The Peace Now movement, he said, had given Palestinians hope that there were Israelis who opposed the occupation and the West Bank settlements. In addition, he called for Israel to release Palestinian prisoners, reopen Palestinian institutions, remove roadblocks and stop settlement activity.
Note what I have highlighted above. Here's why this is a 'non-offer.' First, a 'cease fire' is not an end-of-conflict agreement. It's a hudna. It's important that you understand what a hudna is in Islamic literature.
A hudna [also known as a hudibiyya or khudaibiya] is a tactical cease-fire that allows the Arabs to rebuild their terrorist infrastructure in order to be more effective when the "cease-fire" is called off."
That doesn't sound like much of a 'peace agreement,' does it?

I highlighted 'reconciliation' because it appears in brackets which means that what Barghouti said was really something else. I was able to find the letter in Hebrew online here, and what it says is "piyus." Piyus can mean reconciliation, but more often it is a concession that Side A makes to Side B to ameliorate Side B's feeling of being treated unfairly. In this case, the obvious expectation is that Israel is Side A and the 'Palestinians' are Side B.

Then the letter refers to 'international decisions.' That is much more than Security Council Resolutions 242 and 338 (the traditional measures). It would also include non-binding UN resolutions, like General Assembly Resolution 194, on which the 'Palestinians' base their 'right of return' to do demographically what they could not accomplish militarily: bring about the end of the Jewish state. And it would include the 'International Court of Justice' decision calling on Israel to take down the 'security fence,' a decision that has no legal effect as a matter of international law because Israel never accepted the 'court's jurisdiction, but which would expose all Israelis everywhere in the country to terror attacks.

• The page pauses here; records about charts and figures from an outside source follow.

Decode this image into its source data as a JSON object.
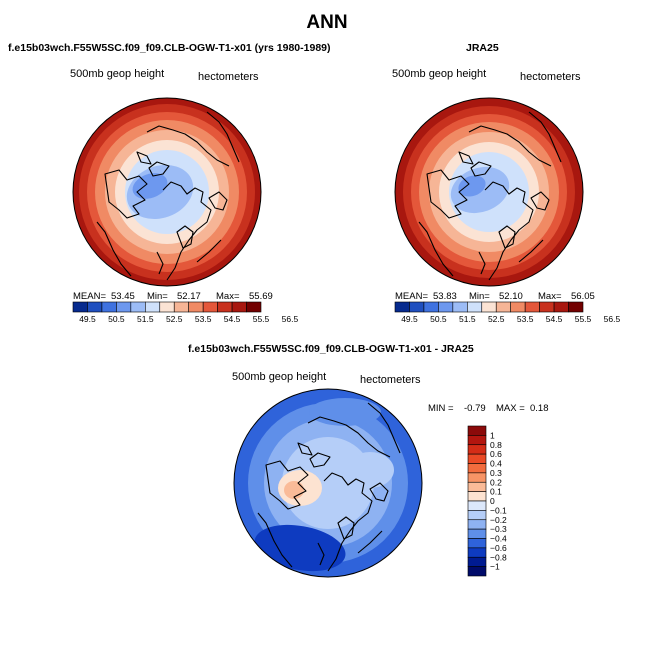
{
  "title": "ANN",
  "panels": {
    "model": {
      "title": "f.e15b03wch.F55W5SC.f09_f09.CLB-OGW-T1-x01 (yrs 1980-1989)",
      "field_label": "500mb geop height",
      "units_label": "hectometers",
      "mean_label": "MEAN=",
      "mean": "53.45",
      "min_label": "Min=",
      "min": "52.17",
      "max_label": "Max=",
      "max": "55.69"
    },
    "obs": {
      "title": "JRA25",
      "field_label": "500mb geop height",
      "units_label": "hectometers",
      "mean_label": "MEAN=",
      "mean": "53.83",
      "min_label": "Min=",
      "min": "52.10",
      "max_label": "Max=",
      "max": "56.05"
    },
    "diff": {
      "title": "f.e15b03wch.F55W5SC.f09_f09.CLB-OGW-T1-x01 - JRA25",
      "field_label": "500mb geop height",
      "units_label": "hectometers",
      "min_label": "MIN =",
      "min": "-0.79",
      "max_label": "MAX =",
      "max": "0.18"
    }
  },
  "chart_data": [
    {
      "type": "heatmap",
      "name": "model",
      "projection": "north-polar-stereographic",
      "title": "f.e15b03wch.F55W5SC.f09_f09.CLB-OGW-T1-x01 (yrs 1980-1989)",
      "field": "500mb geop height",
      "units": "hectometers",
      "mean": 53.45,
      "min": 52.17,
      "max": 55.69,
      "contour_levels": [
        49.5,
        50.5,
        51.5,
        52.5,
        53.5,
        54.5,
        55.5,
        56.5
      ],
      "colorbar_colors": [
        "#062a8e",
        "#1f4fbf",
        "#3f72e0",
        "#6d98ef",
        "#9cbcf6",
        "#cfe1fb",
        "#fbe3d4",
        "#f6b596",
        "#f08a64",
        "#e4573a",
        "#c8311e",
        "#a8170f",
        "#720000"
      ]
    },
    {
      "type": "heatmap",
      "name": "obs",
      "projection": "north-polar-stereographic",
      "title": "JRA25",
      "field": "500mb geop height",
      "units": "hectometers",
      "mean": 53.83,
      "min": 52.1,
      "max": 56.05,
      "contour_levels": [
        49.5,
        50.5,
        51.5,
        52.5,
        53.5,
        54.5,
        55.5,
        56.5
      ],
      "colorbar_colors": [
        "#062a8e",
        "#1f4fbf",
        "#3f72e0",
        "#6d98ef",
        "#9cbcf6",
        "#cfe1fb",
        "#fbe3d4",
        "#f6b596",
        "#f08a64",
        "#e4573a",
        "#c8311e",
        "#a8170f",
        "#720000"
      ]
    },
    {
      "type": "heatmap",
      "name": "difference",
      "projection": "north-polar-stereographic",
      "title": "f.e15b03wch.F55W5SC.f09_f09.CLB-OGW-T1-x01 - JRA25",
      "field": "500mb geop height",
      "units": "hectometers",
      "min": -0.79,
      "max": 0.18,
      "contour_levels": [
        "1",
        "0.8",
        "0.6",
        "0.4",
        "0.3",
        "0.2",
        "0.1",
        "0",
        "−0.1",
        "−0.2",
        "−0.3",
        "−0.4",
        "−0.6",
        "−0.8",
        "−1"
      ],
      "colorbar_colors": [
        "#8b0a0a",
        "#b3160f",
        "#d42d17",
        "#ea4a26",
        "#f26c3e",
        "#f79466",
        "#fabb98",
        "#fde3d1",
        "#dce8fb",
        "#b5cef8",
        "#8eb2f2",
        "#5f8fe9",
        "#2f63da",
        "#0e3bc0",
        "#001b91",
        "#000b6a"
      ]
    }
  ],
  "colors": {
    "land_outline": "#000000",
    "frame": "#000000"
  }
}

And then there's the 'prisoners' document,' which I discussed at length here and here. Here's some of that discussion:
The State of Israel is never even mentioned. While the first point refers to lands Israel occupied in 1967, it does not claim that these will be the territorial limits of a Palestinian state:

The Palestinian people... seek to establish their independent state with al-Quds al-Shareef as its capital on all territories occupied in 1967 and to secure the right of return for the refugees and to liberate all prisoners and detainees...

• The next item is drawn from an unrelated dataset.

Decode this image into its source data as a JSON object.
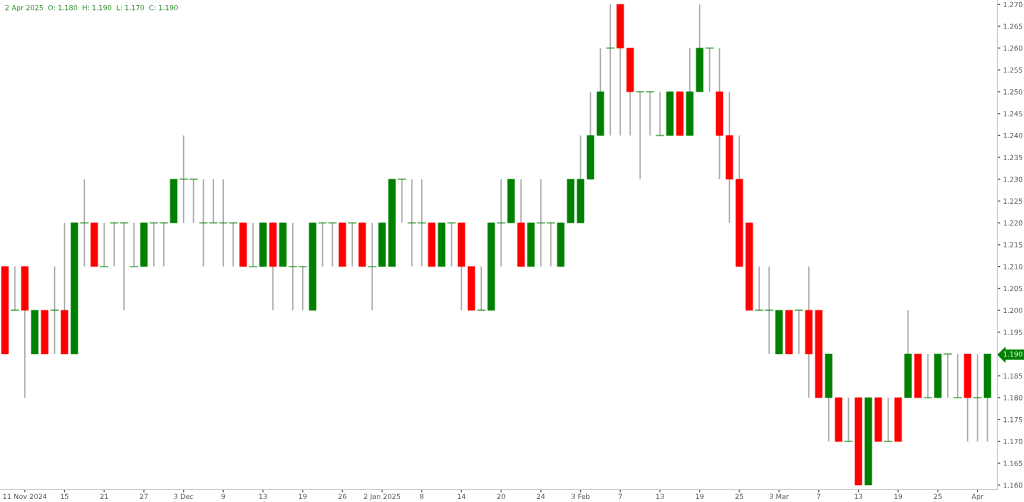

Does this mean that the plan accepts a two-state solution as much of the media claims? According to the Washington Institute for Near East Policy:

There is no explicit statement in the accord that establishing a state within the pre-1967 borders would end Palestinian claims over Israeli territory. In fact, vagueness on two critical points of the document suggest that it can also be viewed as another iteration of the Palestinian Liberation Organization's (PLO) 1974 phased plan that declared a willingness to accept the establishment of a national authority in any part of historic Palestine as a step toward "completing the liberation of all Palestinian territory":

First, the national accord advocates "the right of the refugees to return." By not specifying where the Palestinian refugees would return to... it is just as likely that signers of the accord favor (them) returning to Israel, the equivalent of advocating a one-state solution (which would include all of Israel in an Islamic State).

Second, the national accord does not condemn violence, but actually supports "concentrating resistance in the territories occupied in 1967."

The plan does not limit Palestinian claims, nor does it reject violence, either within pre-1967 Israel or elsewhere. While the media is currently drawing a great deal of attention to this plan based on Hamas' opposition to it, readers should point out to their local media that in reality, the plan breaks little new ground.

Barghouti's 'offer' isn't much of an offer at all.


At 10:35 PM, Blogger NormanF said...

True enough. The post Abbas generation of Palestinian leaders is if anything more extremist and anti-Israel than the one to which Abbas belongs.

I don't see Israel reaching an agreement with the Palestinians - if by that one means true peace - in my lifetime.